У него была несоразмерно крупная голова с высоко облысевшим лбом; тело казалось из-за этого коротким, хотя стоило ему стать с кем-то рядом – и обнаруживалось, что он по меньшей мере среднего роста, даже несколько выше. Лицо было не полное, но круглое по устройству черепа; шишечка толстоватого носа чуть сдвинута вправо; на подбородке и над неровной верхней губой – ямочки-бороздки, такие глубокие, что в них то и дело оставалась недобритая щетина. Несимметричное это лицо порой могло выглядеть нервным, напряженно-энергичным, но в каком-то повороте освещения оно словно разглаживалось, становилось невыразительным, мягким, почти бабьим. Столь же странно-двусмысленным был голос Меньшутина; на сцене хорошо поставленный благородный баритон, в обычном разговоре он оказывался неярким, суетливым, сипловатым; так трудно бывает узнать певца, когда он изъясняется повседневной прозой. Этот обыденный голос, пожалуй, больше подходил к прозаической внешности Прохора Ильича, к его носу-картошке и вечно растрепанным волосам; благородный баритон вызывал несколько даже комическое несоответствие, каковому Меньшутин отчасти и был обязан своим успехом в роли конферансье.
Но уж что действительно способно было вызвать смущение – так это его характер. Определеннее всего судили о Меньшутине люди, недолго его знавшие, а таких было большинство, – он был общителен, но непривязчив. Говорили о нем как о человеке способном, даже по-своему талантливом – но как об одном из тех нередких на Руси «вообще» талантливых людей, которым словно какой-то неясный зуд мешает осуществить свои возможности в серьезном положительном достижении; до седых волос они лишь пробуют силы – может быть, от чрезмерной широты, от неспособности удовлетвориться одной частной областью, удержаться на одном месте и сосредоточиться на одном умении, может, от пренебрежения к житейской реальности – в фантазиях о чем-то теоретическом, неопределенно-великом. Меньшутин был слишком невнимателен к повседневной прозе, а уж тем более к обычным артистическим хлопотам и интригам, без которых в этой своеобразной среде, видно, не обойтись; при весьма порывистом темпераменте он был чересчур уступчив и неделовит, а в результате всю жизнь оказывался обойден и ролями, и квартирами, и путевками. Некоторые находили в нем черты типичного чудака-неудачника – впрочем, по-своему счастливого, ибо сам он как будто не замечал ущемленности и многочисленные истории своего невезения рассказывал с привычным юмором.

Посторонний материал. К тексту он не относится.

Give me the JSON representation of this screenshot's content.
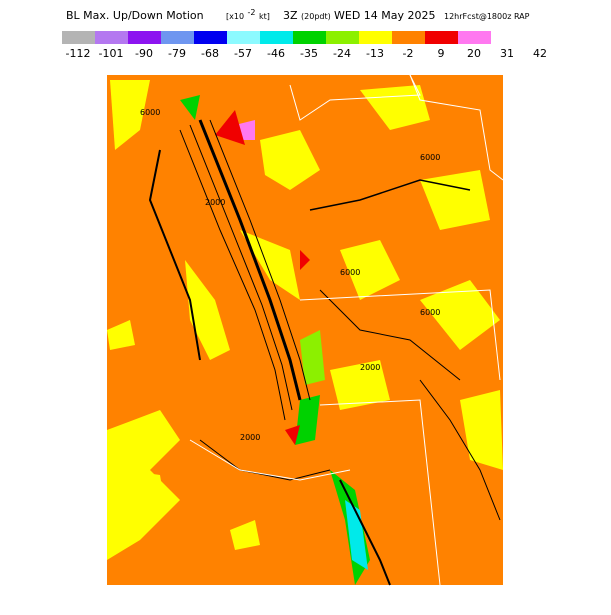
{
  "header": {
    "title_main": "BL Max. Up/Down Motion",
    "title_units_pre": "[x10",
    "title_units_exp": "-2",
    "title_units_post": "kt]",
    "title_time": "3Z",
    "title_local": "(20pdt)",
    "title_date": "WED 14 May 2025",
    "title_model": "12hrFcst@1800z RAP"
  },
  "colorbar": {
    "labels": [
      -112,
      -101,
      -90,
      -79,
      -68,
      -57,
      -46,
      -35,
      -24,
      -13,
      -2,
      9,
      20,
      31,
      42
    ],
    "colors": [
      "#b4b4b4",
      "#b478f0",
      "#8c14f0",
      "#6e96f0",
      "#0000f0",
      "#8cfaff",
      "#00eaea",
      "#00d200",
      "#8cf000",
      "#ffff00",
      "#ff8200",
      "#f00000",
      "#ff78f0"
    ]
  },
  "map": {
    "contour_labels": [
      "6000",
      "6000",
      "6000",
      "2000",
      "2000",
      "2000",
      "6000"
    ]
  }
}
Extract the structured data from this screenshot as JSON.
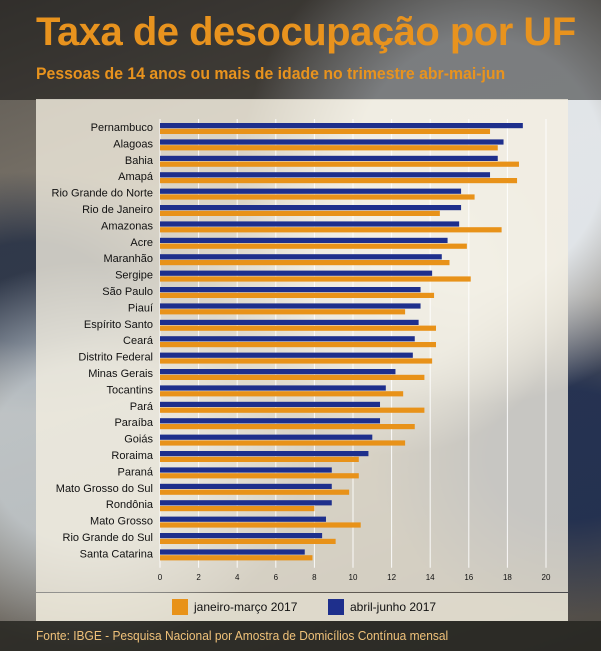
{
  "title": "Taxa de desocupação por UF",
  "subtitle": "Pessoas de 14 anos ou mais de idade no trimestre abr-mai-jun",
  "source": "Fonte: IBGE - Pesquisa Nacional por Amostra de Domicílios Contínua mensal",
  "colors": {
    "jan_mar": "#e89219",
    "abr_jun": "#1e2f8c",
    "title": "#e8931e"
  },
  "chart_data": {
    "type": "bar",
    "orientation": "horizontal",
    "title": "Taxa de desocupação por UF",
    "subtitle": "Pessoas de 14 anos ou mais de idade no trimestre abr-mai-jun",
    "xlabel": "",
    "ylabel": "",
    "xlim": [
      0,
      20
    ],
    "xticks": [
      0,
      2,
      4,
      6,
      8,
      10,
      12,
      14,
      16,
      18,
      20
    ],
    "grid": true,
    "legend": "bottom",
    "categories": [
      "Pernambuco",
      "Alagoas",
      "Bahia",
      "Amapá",
      "Rio Grande do Norte",
      "Rio de Janeiro",
      "Amazonas",
      "Acre",
      "Maranhão",
      "Sergipe",
      "São Paulo",
      "Piauí",
      "Espírito Santo",
      "Ceará",
      "Distrito Federal",
      "Minas Gerais",
      "Tocantins",
      "Pará",
      "Paraíba",
      "Goiás",
      "Roraima",
      "Paraná",
      "Mato Grosso do Sul",
      "Rondônia",
      "Mato Grosso",
      "Rio Grande do Sul",
      "Santa Catarina"
    ],
    "series": [
      {
        "name": "abril-junho 2017",
        "color": "#1e2f8c",
        "values": [
          18.8,
          17.8,
          17.5,
          17.1,
          15.6,
          15.6,
          15.5,
          14.9,
          14.6,
          14.1,
          13.5,
          13.5,
          13.4,
          13.2,
          13.1,
          12.2,
          11.7,
          11.4,
          11.4,
          11.0,
          10.8,
          8.9,
          8.9,
          8.9,
          8.6,
          8.4,
          7.5
        ]
      },
      {
        "name": "janeiro-março 2017",
        "color": "#e89219",
        "values": [
          17.1,
          17.5,
          18.6,
          18.5,
          16.3,
          14.5,
          17.7,
          15.9,
          15.0,
          16.1,
          14.2,
          12.7,
          14.3,
          14.3,
          14.1,
          13.7,
          12.6,
          13.7,
          13.2,
          12.7,
          10.3,
          10.3,
          9.8,
          8.0,
          10.4,
          9.1,
          7.9
        ]
      }
    ]
  },
  "legend": {
    "jan_mar_label": "janeiro-março 2017",
    "abr_jun_label": "abril-junho 2017"
  }
}
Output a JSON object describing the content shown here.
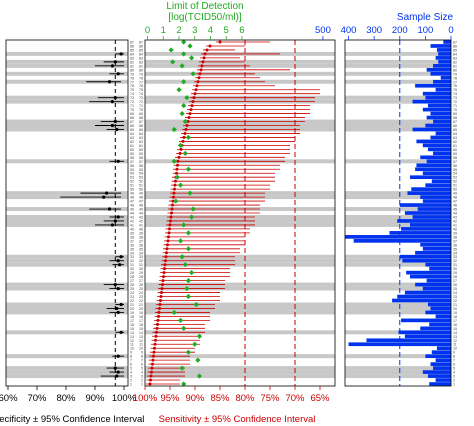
{
  "colors": {
    "sensitivity": "#cc0000",
    "lod": "#22aa22",
    "sample_size": "#0033ee",
    "stripe": "#c8c8c8",
    "frame": "#000000"
  },
  "left_panel": {
    "xlabel": "Specificity ± 95% Confidence Interval",
    "ticks": [
      "60%",
      "70%",
      "80%",
      "90%",
      "100%"
    ]
  },
  "middle_panel": {
    "xlabel": "Sensitivity ± 95% Confidence Interval",
    "ticks": [
      "100%",
      "95%",
      "90%",
      "85%",
      "80%",
      "75%",
      "70%",
      "65%"
    ],
    "top_title_line1": "Limit of Detection",
    "top_title_line2": "[log(TCID50/ml)]",
    "top_ticks": [
      "0",
      "1",
      "2",
      "3",
      "4",
      "5",
      "6"
    ]
  },
  "right_panel": {
    "title": "Sample Size",
    "ticks": [
      "500",
      "400",
      "300",
      "200",
      "100",
      "0"
    ]
  },
  "chart_data": [
    {
      "type": "scatter",
      "panel": "specificity",
      "xlabel": "Specificity ± 95% Confidence Interval",
      "xlim": [
        60,
        100
      ],
      "reference_line": 97,
      "rows": 87,
      "shaded_rows": [
        3,
        4,
        5,
        8,
        14,
        19,
        20,
        21,
        25,
        26,
        31,
        32,
        33,
        41,
        42,
        43,
        45,
        48,
        49,
        57,
        65,
        66,
        67,
        72,
        73,
        77,
        79,
        81,
        82,
        84
      ],
      "points": [
        {
          "row": 3,
          "value": 97.5,
          "low": 92,
          "high": 100
        },
        {
          "row": 4,
          "value": 98,
          "low": 95,
          "high": 100
        },
        {
          "row": 5,
          "value": 97,
          "low": 94,
          "high": 100
        },
        {
          "row": 8,
          "value": 98,
          "low": 96,
          "high": 100
        },
        {
          "row": 14,
          "value": 99,
          "low": 97,
          "high": 100
        },
        {
          "row": 19,
          "value": 98,
          "low": 95,
          "high": 100
        },
        {
          "row": 20,
          "value": 97.5,
          "low": 94,
          "high": 100
        },
        {
          "row": 21,
          "value": 99,
          "low": 97,
          "high": 100
        },
        {
          "row": 25,
          "value": 98,
          "low": 95,
          "high": 100
        },
        {
          "row": 26,
          "value": 97,
          "low": 93,
          "high": 100
        },
        {
          "row": 31,
          "value": 98.5,
          "low": 96,
          "high": 100
        },
        {
          "row": 32,
          "value": 98,
          "low": 95,
          "high": 100
        },
        {
          "row": 33,
          "value": 99,
          "low": 97,
          "high": 100
        },
        {
          "row": 41,
          "value": 96,
          "low": 90,
          "high": 100
        },
        {
          "row": 42,
          "value": 97,
          "low": 93,
          "high": 100
        },
        {
          "row": 43,
          "value": 98,
          "low": 95,
          "high": 100
        },
        {
          "row": 45,
          "value": 95,
          "low": 88,
          "high": 99
        },
        {
          "row": 48,
          "value": 93,
          "low": 78,
          "high": 99
        },
        {
          "row": 49,
          "value": 94,
          "low": 85,
          "high": 99
        },
        {
          "row": 57,
          "value": 98,
          "low": 95,
          "high": 100
        },
        {
          "row": 65,
          "value": 97.5,
          "low": 94,
          "high": 100
        },
        {
          "row": 66,
          "value": 96,
          "low": 90,
          "high": 100
        },
        {
          "row": 67,
          "value": 97,
          "low": 92,
          "high": 100
        },
        {
          "row": 72,
          "value": 96,
          "low": 88,
          "high": 100
        },
        {
          "row": 73,
          "value": 97,
          "low": 91,
          "high": 100
        },
        {
          "row": 77,
          "value": 95,
          "low": 87,
          "high": 99
        },
        {
          "row": 79,
          "value": 98,
          "low": 95,
          "high": 100
        },
        {
          "row": 81,
          "value": 96,
          "low": 90,
          "high": 100
        },
        {
          "row": 82,
          "value": 97,
          "low": 93,
          "high": 100
        },
        {
          "row": 84,
          "value": 99,
          "low": 97,
          "high": 100
        }
      ]
    },
    {
      "type": "scatter",
      "panel": "sensitivity",
      "xlabel": "Sensitivity ± 95% Confidence Interval",
      "xlim": [
        100,
        62
      ],
      "reference_lines": [
        80,
        70
      ],
      "rows": 87,
      "sensitivity": [
        99,
        98.9,
        98.8,
        98.7,
        98.6,
        98.5,
        98.4,
        98.3,
        98.2,
        98.1,
        98,
        97.9,
        97.8,
        97.7,
        97.6,
        97.5,
        97.4,
        97.3,
        97.2,
        97.1,
        97,
        96.9,
        96.8,
        96.7,
        96.6,
        96.5,
        96.4,
        96.3,
        96.2,
        96.1,
        96,
        95.9,
        95.8,
        95.7,
        95.6,
        95.5,
        95.4,
        95.3,
        95.2,
        95.1,
        95,
        94.9,
        94.8,
        94.7,
        94.6,
        94.5,
        94.4,
        94.3,
        94.2,
        94.1,
        94,
        93.9,
        93.8,
        93.7,
        93.6,
        93.5,
        93.4,
        93.2,
        93,
        92.8,
        92.6,
        92.4,
        92.2,
        92,
        91.8,
        91.6,
        91.4,
        91.2,
        91,
        90.8,
        90.6,
        90.4,
        90.2,
        90,
        89.8,
        89.6,
        89.4,
        89.2,
        89,
        88.8,
        88.6,
        88.4,
        88.2,
        88,
        87.6,
        87,
        85
      ],
      "ci_lower": [
        93,
        93,
        92,
        92,
        92,
        91,
        91,
        91,
        90,
        90,
        89,
        89,
        89,
        88,
        88,
        88,
        87,
        87,
        87,
        86,
        86,
        85,
        85,
        85,
        84,
        84,
        84,
        83,
        83,
        83,
        82,
        82,
        82,
        81,
        81,
        80,
        80,
        80,
        79,
        79,
        78,
        78,
        78,
        77,
        77,
        77,
        76,
        76,
        76,
        75,
        75,
        74,
        74,
        74,
        73,
        73,
        72,
        72,
        71,
        71,
        71,
        70,
        70,
        69,
        69,
        69,
        68,
        68,
        67,
        67,
        67,
        66,
        66,
        65,
        65,
        74,
        76,
        77,
        78,
        71,
        79,
        80,
        81,
        73,
        82,
        80,
        75
      ],
      "lod": [
        2.3,
        2.6,
        3.3,
        2.6,
        2.2,
        1.6,
        3.2,
        1.9,
        2.6,
        2.3,
        3,
        1.8,
        3.3,
        2,
        2.3,
        1.6,
        2.1,
        2.7,
        1.7,
        2.4,
        3.1,
        1.9,
        2.6,
        1.6,
        2.5,
        2.1,
        2.6,
        1.8,
        2.8,
        2.3,
        2.4,
        2,
        2.2,
        1.7,
        2.6,
        2.3,
        2.1,
        1.9,
        2.6,
        2.5,
        2.3,
        2.9,
        2.8,
        1.7,
        2.9,
        2.4,
        1.8,
        2.5,
        2.7,
        2,
        2.1,
        2.2,
        1.9,
        2.4,
        2.6,
        2.4,
        1.7,
        2.5,
        2.4,
        2.7,
        2.1,
        1.9,
        2.6,
        2.3,
        1.7,
        2.1,
        2.4,
        2,
        2.2,
        2.6,
        2.3,
        1.8,
        2.5,
        2.4,
        2,
        2.2,
        2.3,
        2.6,
        2.9,
        2.1,
        2.2,
        1.6,
        2.8,
        2.3,
        1.5,
        2.7,
        2.3
      ]
    },
    {
      "type": "bar",
      "panel": "sample_size",
      "title": "Sample Size",
      "xlim": [
        570,
        0
      ],
      "reference_line": 200,
      "rows": 87,
      "values": [
        85,
        60,
        90,
        110,
        70,
        80,
        60,
        100,
        75,
        55,
        400,
        330,
        180,
        205,
        120,
        85,
        195,
        60,
        100,
        80,
        90,
        230,
        210,
        180,
        110,
        140,
        95,
        160,
        175,
        85,
        100,
        190,
        200,
        140,
        110,
        120,
        380,
        540,
        240,
        195,
        160,
        210,
        150,
        180,
        130,
        200,
        110,
        120,
        170,
        155,
        100,
        75,
        160,
        110,
        140,
        135,
        95,
        120,
        70,
        90,
        110,
        135,
        80,
        60,
        150,
        100,
        70,
        95,
        80,
        110,
        90,
        150,
        100,
        110,
        60,
        140,
        70,
        40,
        80,
        95,
        70,
        50,
        60,
        50,
        55,
        80,
        30
      ]
    }
  ]
}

Например, о том, как в войну, которую Прохор Ильич начинал санитаром в прифронтовом госпитале, он однажды потерял мочу знаменитого генерала. То есть, если выражаться точнее, разбил пузырек, доверенный ему для доставки в лабораторию, – а потом стоял навытяжку перед начальником госпиталя (Прохор Ильич изображал все это весьма картинно) и, не понимая, почему тот воспринял событие так трагически, с заиканием, которое иногда появлялось у него от волнения, бормотал в свою защиту: «Т-так он еще может…»
Или, скажем, историю, объяснявшую происхождение его хромоты, тоже фронтовую, когда Меньшутин служил уже в пехоте (он давно, по его словам, рвался из госпиталя, но лишь после случая с мочой был наконец с удовольствием отпущен) и товарищи послали его в деревню за самогоном. Потом только он понял, что то была шутка, розыгрыш, никто и не ждал, что он всерьез отправится к указанной ему крайней избе (якобы обитавшая там бабка-самогонщица была просто выдумкой остряков, игрой, так сказать, их веселого воображения). И уж конечно, никто не мог ждать появления у околицы шального немецкого мотоциклиста; промчав мимо первых изб и поняв свою ошибку, он тут же рванул назад, и единственной жертвой его единственного, с перепугу, выстрела оказался Прохор Ильич Меньшутин. Но самое-то интересное – из-за пазухи у него подоспевшие товарищи извлекли зеленую литровую бутыль, полную самого настоящего, еще теплого самогона, причем очевидцы подтвердили, что он никуда не заходил, кроме той самой крайней избы…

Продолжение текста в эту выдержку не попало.